When the shaking finally died down, I stayed under the table for about a minute. Everyone waited with baited breath for the rolling to start again. But it seemed we were okay for now.

The TV was still going, which seemed funny to me. Cupboard doors were flung open and the phone was on the floor. Everything had slid off the coffee table. But thankfully, nothing big had been destroyed.

I raced up to my room to check the damage there. I flung the door open to see that the impossible had occurred. Somehow, my room was even messier than I had left it. And that was saying something.

The bookcase had toppled across my floor, spraying books everywhere and blocking my route to the window. The keyboard slipped off the struts keeping it up. My corkboard had fallen off the wall and was on top of the book case. My closet door was open and clothes had fallen off the hangers.

It’s the kind of thing you never expect to happen to you. Sure, I’d seen pictures of devastation, lived with family members in Christchurch, where tremors were the norm and a full night’s sleep was practically impossible. I’d thought about how it would feel if I were the one whose city was shaking. But it’s impossible to imagine how it really feels. It’s just so surreal. If it were one quake, then I could get on with my life. That would be fine. But the earth didn’t stop shaking for the rest of the day. It’s shaking as I write this. I tried to put the books back on my shelves, but an aftershock hit and they fell right back off.

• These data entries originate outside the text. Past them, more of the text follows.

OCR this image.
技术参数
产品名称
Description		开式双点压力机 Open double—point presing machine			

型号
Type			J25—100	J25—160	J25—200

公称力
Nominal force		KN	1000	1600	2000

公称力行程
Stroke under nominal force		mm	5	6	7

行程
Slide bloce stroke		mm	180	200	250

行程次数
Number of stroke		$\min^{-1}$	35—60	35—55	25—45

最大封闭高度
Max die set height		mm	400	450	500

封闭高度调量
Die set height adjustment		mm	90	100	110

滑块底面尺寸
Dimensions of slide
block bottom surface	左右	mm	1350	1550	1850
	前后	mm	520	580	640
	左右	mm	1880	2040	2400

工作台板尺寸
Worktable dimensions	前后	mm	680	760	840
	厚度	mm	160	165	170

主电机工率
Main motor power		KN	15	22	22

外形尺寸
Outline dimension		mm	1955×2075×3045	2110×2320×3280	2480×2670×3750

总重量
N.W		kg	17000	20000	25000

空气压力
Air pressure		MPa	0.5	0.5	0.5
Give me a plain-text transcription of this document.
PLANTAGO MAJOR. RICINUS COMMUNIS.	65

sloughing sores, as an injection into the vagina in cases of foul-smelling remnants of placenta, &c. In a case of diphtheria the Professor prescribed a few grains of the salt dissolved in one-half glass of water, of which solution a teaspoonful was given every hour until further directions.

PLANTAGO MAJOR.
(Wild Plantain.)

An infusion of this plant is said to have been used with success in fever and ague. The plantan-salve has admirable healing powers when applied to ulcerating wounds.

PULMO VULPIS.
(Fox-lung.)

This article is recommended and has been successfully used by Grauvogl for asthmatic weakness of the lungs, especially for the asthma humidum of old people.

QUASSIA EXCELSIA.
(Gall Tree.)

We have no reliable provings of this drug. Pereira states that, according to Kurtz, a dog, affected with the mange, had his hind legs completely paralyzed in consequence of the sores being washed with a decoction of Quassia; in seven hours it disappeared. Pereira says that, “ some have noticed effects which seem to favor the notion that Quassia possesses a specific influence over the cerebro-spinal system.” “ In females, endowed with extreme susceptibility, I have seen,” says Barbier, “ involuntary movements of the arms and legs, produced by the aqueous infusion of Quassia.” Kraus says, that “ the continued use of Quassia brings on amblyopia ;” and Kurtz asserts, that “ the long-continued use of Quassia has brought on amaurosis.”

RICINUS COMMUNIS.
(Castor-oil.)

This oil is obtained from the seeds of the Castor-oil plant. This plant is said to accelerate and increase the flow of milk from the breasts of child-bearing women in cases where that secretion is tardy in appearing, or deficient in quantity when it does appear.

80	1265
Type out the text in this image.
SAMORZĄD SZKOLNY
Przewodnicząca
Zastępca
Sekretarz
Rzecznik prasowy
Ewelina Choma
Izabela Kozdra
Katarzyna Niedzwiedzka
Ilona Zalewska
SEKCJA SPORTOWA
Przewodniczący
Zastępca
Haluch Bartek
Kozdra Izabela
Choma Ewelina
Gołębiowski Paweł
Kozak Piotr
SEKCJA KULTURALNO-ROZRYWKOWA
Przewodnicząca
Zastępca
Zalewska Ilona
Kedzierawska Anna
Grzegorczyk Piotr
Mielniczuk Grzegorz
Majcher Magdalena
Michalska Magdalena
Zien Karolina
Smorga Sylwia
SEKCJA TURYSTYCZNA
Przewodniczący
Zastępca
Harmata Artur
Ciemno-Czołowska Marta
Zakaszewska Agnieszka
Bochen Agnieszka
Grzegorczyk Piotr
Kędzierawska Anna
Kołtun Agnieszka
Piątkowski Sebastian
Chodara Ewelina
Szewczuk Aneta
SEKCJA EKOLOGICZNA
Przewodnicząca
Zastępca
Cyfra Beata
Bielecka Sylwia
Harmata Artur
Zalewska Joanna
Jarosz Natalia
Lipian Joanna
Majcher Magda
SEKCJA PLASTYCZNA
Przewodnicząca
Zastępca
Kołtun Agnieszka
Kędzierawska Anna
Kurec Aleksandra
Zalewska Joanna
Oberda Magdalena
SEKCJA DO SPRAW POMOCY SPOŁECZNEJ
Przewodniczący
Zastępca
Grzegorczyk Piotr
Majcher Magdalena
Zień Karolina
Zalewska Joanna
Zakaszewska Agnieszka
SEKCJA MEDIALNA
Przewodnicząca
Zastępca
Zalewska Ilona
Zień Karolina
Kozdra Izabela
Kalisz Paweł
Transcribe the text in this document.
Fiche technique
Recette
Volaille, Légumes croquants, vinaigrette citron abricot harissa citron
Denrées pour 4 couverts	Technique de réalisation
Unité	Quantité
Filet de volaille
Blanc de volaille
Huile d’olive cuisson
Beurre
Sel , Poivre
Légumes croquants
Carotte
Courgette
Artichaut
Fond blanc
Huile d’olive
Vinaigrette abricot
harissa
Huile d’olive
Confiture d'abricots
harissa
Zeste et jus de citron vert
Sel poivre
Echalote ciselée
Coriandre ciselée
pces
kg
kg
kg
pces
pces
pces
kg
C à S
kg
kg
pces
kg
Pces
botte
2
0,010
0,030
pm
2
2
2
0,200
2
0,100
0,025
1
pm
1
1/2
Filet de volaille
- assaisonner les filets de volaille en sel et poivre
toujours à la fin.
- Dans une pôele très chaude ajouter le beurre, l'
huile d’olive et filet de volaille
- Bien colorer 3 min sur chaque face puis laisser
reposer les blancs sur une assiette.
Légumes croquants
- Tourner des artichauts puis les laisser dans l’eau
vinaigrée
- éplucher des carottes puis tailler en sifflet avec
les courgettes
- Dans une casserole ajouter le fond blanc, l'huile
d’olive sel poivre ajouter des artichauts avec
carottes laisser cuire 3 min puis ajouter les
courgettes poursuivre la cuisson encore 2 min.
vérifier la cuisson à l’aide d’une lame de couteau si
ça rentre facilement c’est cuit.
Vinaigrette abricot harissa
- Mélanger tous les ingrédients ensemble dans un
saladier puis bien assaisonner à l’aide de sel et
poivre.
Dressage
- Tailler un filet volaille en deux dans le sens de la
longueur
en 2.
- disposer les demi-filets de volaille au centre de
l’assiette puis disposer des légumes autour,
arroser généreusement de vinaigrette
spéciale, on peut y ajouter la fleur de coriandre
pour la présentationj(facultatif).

It turned out that the quake was ‘severe’. It was a 6.8 on the Richter scale, and just 17km deep. Within minutes of the disaster, photographers were in the city centre. The pictures were spread across the internet. The cinema I was supposed to be going to on Saturday had gigantic cracks in it. The waterfront, where Mum and I walk and my friends shop, was ruined. The epic lift in town designed to look like a TARDIS (I know! Fangirl heaven!) was broken, and people had been stuck inside. My local supermarket had isles clogged with debris. The library –my second home- was flooded.

Most of it will be okay. The buildings can be fixed. The mess can be cleaned up (Whenever the tremors stop).  Everything will be back to normal by the end of the year. But it’s still… it just… It’s like the quake shook my world apart. It doesn’t feel real.